# Resawing mesquite



## Mako Mike (Jun 8, 2006)

Resawing mesquite

Galvbay gave me a chunk of mesquite this weekend. I was resawing it on my 18" Rikon, and was amazed at how easy it was. This was my first time putting some hard mesquite through it.

...
The bandsaw/carbide blade could care less.
...

Granted, it wasn't full height, but I'm going to run a mesquite burl through it that is, then put that on you tube as well.


----------



## bill (May 21, 2004)

seemed to have zero problems, very smooth clean cut


----------



## 3192 (Dec 30, 2004)

MM...that wood had some good looking grain in it! Thanks for making the trip over to The 'Point and doing some horsetrading. I still think I came out ahead 8*)
I oiled up those planer knives and cutterhead and put them up for now. It was nice meeting/visiting you! Let us know how that other mesquite saws up if you can. gb


----------



## Tortuga (May 21, 2004)

Really nice looking work, Mike.. Oughta make a fine flag case...

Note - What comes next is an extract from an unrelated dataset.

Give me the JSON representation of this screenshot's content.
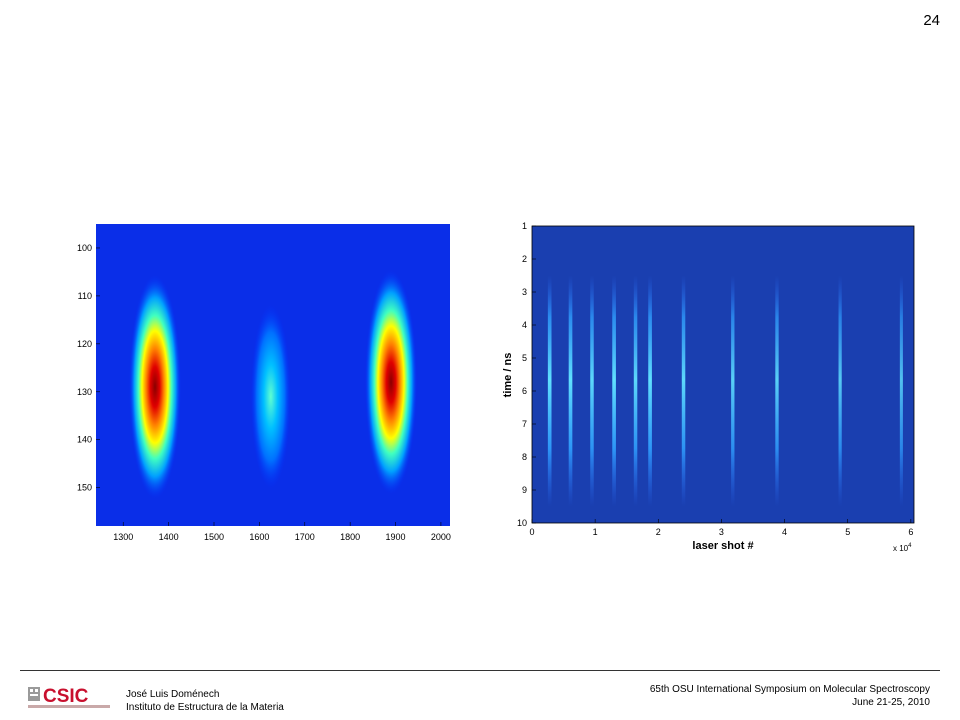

Envy you that saw...mine wanders all over the place...LOL


----------



## Mako Mike (Jun 8, 2006)

Tortuga said:


> Really nice looking work, Mike.. Oughta make a fine flag case...
> 
> Envy you that saw...mine wanders all over the place...LOL


A 1" blade and a lot of tension pretty much takes care of the wandering.


----------



## Tortuga (May 21, 2004)

I noticed that 1" blade.. That will be my next purchase as soon as I skrew up the 1/2" one I have on it now...(if that will fit on my little bandsaw...but I am pretty sure it will)... Thanks for the advice...


----------



## Viking48 (Jan 24, 2006)

I'm disappointed - thought sure you would throw that big chunk of cedar on the saw and whack it into little pieces.


----------



## Mako Mike (Jun 8, 2006)

Hehe, soon Tom...soon.

Till then: Enjoy 

Jim, This is from the hollow log you gave me. I think I am edging ahead on the "Who got the better deal"!

The video is long, with a compilation of several video's, a time lapse setup, the cut, afternotes, & pictures (I was playing with the Youtube video editor... I'm diggin my camera's time lapse setting. The only thing that sucks is if you want to point something out, you have to stand there for about 15 seconds so you can get a decent shot of what the heck is going on.)

Anyway. The interesting stuff is just about minute 10.

MM


----------



## 3192 (Dec 30, 2004)

MM....that bandsaw is *IMPRESSIVE*! Looks like you have it tuned and tweaked to perfection. That wood is beautiful....those little 'flecks' are going to jump out with the right finish. Thanks for sharing. gb


----------